When I think of feminism, I think of two things, primarily. I should have a whole lot more in my head, only university was Long Ago as well as Far Away, and I have forgotten nearly everything from my Heroines in History paper, though I enjoyed it at the time.

The first of the two things is that my mum was (allegedly) a Feminist when I was little. She stayed home with the babies and kept house and didn’t have her own income and expressed her Feminist whatevers by refusing to cook dinner. I’m not sure what that was, but it doesn’t really fit any of the ‘waves’.

The other was, during my last year of high school, we had a student teacher in my Art History class who was of the buzz-cut and combat-boot militant Feminism, with the lesbian part of the deal for that lady fairly self-evident. We were in class one day and the groundskeeper was mowing the lawns outside. You know, doing his job. She marched out there and yelled at him til he took the lawn mower away, then came back looking pleased with herself, saying, ‘There you go, girls: Challenge the Patriarchy!’

So, when I come across a book named Jesus Feminist, I don’t necessarily think Good Things. I ordered it, having found and enjoyed reading Sarah Bessey’s blog and, after watching it on my desk for a week or so and detecting no outward signs of trouble, I got stuck in.

It turns out that Sarah Bessey comes from a church background similar to my own. There was no huge issue made of gender, and theology was simple. Or simplistic. The jaded cynicism came later, with exposure to different ways of seeing in the wider church community. She has moved past that, however. Bessey says in her introduction:

‘I won’t desecrate beauty with cynicism anymore. I won’t confuse critical thinking with a critical spirit, and I will practice, painfully, over and over, patience and peace until my gentle answers turn away even my own wrath.’

What I like about this book is the graciousness and open arms that Bessey displays. I especially like her chapter about women’s ministry (because O Dear Lord deliver me from traditional women’s ministry, forever and always, Amen). She shows that being a Jesus Feminist is simply recognising, ‘that women are people, too. Feminism only means we champion the dignity, rights, responsibilities, and glories of women as equal in importance –not greater than, but certainly not less than– to those of men, and we refuse discrimination against women.’

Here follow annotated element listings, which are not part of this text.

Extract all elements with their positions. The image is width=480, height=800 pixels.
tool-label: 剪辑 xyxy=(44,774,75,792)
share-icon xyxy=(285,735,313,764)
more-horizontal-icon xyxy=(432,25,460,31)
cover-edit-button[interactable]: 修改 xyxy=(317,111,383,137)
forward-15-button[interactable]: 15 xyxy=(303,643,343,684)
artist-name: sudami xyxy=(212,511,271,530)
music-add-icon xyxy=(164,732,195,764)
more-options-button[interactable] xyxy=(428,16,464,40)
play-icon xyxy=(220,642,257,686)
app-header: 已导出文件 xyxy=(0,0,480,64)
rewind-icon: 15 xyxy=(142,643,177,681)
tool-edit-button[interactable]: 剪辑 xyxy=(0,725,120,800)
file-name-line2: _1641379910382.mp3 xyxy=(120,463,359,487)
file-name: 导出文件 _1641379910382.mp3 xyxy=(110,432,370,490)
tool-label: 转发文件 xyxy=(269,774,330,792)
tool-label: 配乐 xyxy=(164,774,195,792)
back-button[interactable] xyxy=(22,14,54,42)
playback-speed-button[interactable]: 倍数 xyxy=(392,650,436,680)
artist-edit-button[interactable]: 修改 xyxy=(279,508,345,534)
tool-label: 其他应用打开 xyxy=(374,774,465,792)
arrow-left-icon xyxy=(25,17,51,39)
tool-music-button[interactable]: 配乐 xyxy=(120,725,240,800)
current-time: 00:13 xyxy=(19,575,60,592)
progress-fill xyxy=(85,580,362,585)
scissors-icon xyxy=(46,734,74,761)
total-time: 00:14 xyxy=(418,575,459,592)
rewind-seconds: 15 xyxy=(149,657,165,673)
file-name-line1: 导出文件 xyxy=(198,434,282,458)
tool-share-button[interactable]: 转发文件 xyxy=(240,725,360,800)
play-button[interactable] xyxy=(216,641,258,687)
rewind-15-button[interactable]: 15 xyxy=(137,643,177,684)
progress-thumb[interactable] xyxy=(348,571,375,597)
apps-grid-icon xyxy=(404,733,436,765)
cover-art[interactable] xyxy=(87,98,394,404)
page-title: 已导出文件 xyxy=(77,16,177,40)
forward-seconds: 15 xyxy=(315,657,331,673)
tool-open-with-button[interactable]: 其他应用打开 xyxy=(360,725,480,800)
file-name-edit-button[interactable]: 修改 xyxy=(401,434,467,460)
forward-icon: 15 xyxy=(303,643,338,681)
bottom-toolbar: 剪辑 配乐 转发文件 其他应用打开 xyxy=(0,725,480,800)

The book is bursting with examples of how operating from this worldview might look in everyday life and everyday social justice. It is about looking outward, about seeing what is happening in our communities and in places like Haiti and the brothels of Southeast Asia and saying, ‘What can I do? How can I help?’ and then finding something you can do, a way you can help, and simply doing it.

So, thanks to Sarah Bessey and her book Jesus Feminist, I can say that, by her definition, I’ve always been a Feminist, and that is OK with me. I recommend this well-written, thought-provoking read to anyone who is interested in women’s issues in a modern world.